Brasilia - O presidente Jair Bolsonaro foi alertado por militares do governo de que sua participação no ato de domingo, convocado para defender o fechamento do Congresso e do Supremo Tribunal Federal (STF), não apenas causou repúdio - e tirou o foco do combate à pandemia do coronavírus - como expôs as Forças Armadas a situação constrangedora. Em várias reuniões a portas fechadas, militares pediram a Bolsonaro que recuasse e mudasse de tom.
No fim do dia, o ministro da Defesa, general Fernando de Azevedo e Silva, divulgou nota na qual destacava que as Forças Armadas trabalham com o propósito de "manter a paz e a estabilidade do País, sempre obedientes à Constituição Federal". Era o ato final de uma movimentação que começara no dia anterior. O presidente do Supremo, Dias Toffoli, telefonara no domingo mesmo para o ministro na tentativa de entender a nova crise.
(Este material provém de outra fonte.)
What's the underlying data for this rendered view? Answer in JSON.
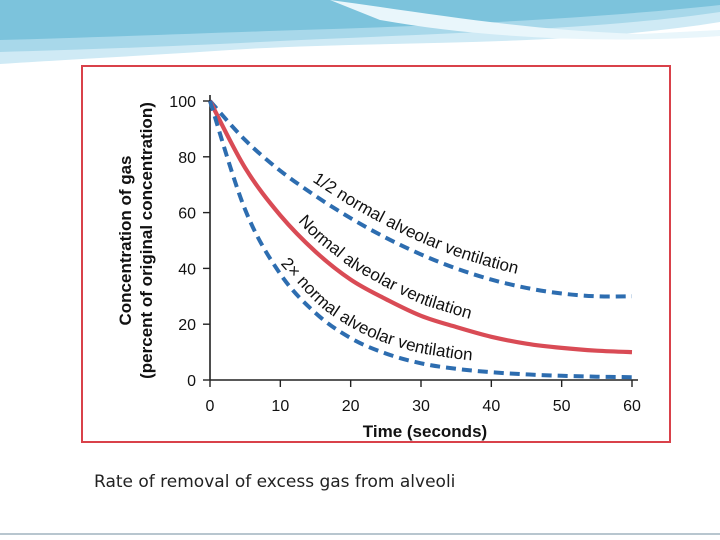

Na conversa, Tofolli se mostrou preocupado e disse que a presença de Bolsonaro em manifestação diante do QG do Exército, pregando intervenção militar, emitia um sinal "nefasto" e parecia alimentar uma escalada autoritária no País.
Naquele dia, em cima da caçamba de uma caminhonete, Bolsonaro havia dito que a época da "patifaria" chegara ao fim. "Nós não queremos negociar nada. Nós queremos ação pelo Brasil", afirmou o presidente, na ocasião, em discurso inflamado. Azevedo procurou tranquilizar Toffoli, a quem já assessorou antes de ser ministro. Mesmo assim, levou a Bolsonaro a inquietação do comando da Corte e até do Congresso. Na prática, as cúpulas do Legislativo e do Supremo avaliam, nos bastidores, que não há mais conciliação possível com Bolsonaro.
Recuo
Após ser alvo de fortes críticas, o presidente se reuniu com vários ministros do governo, e não só com os do núcleo militar. "Onde foi que eu errei?", perguntou. Logo pela manhã, ao sair do Palácio da Alvorada, ele repetiu a indagação, diante de apoiadores e jornalistas. "No que depender do presidente Jair Bolsonaro, democracia e liberdade acima de tudo", disse. "Eu sou, realmente, a Constituição". Um de seus eleitores chegou a gritar palavras de ordem em defesa do fechamento do STF. Ao contrário do dia anterior, porém, quando se calou diante de pedidos de volta da ditadura, Bolsonaro o repreendeu.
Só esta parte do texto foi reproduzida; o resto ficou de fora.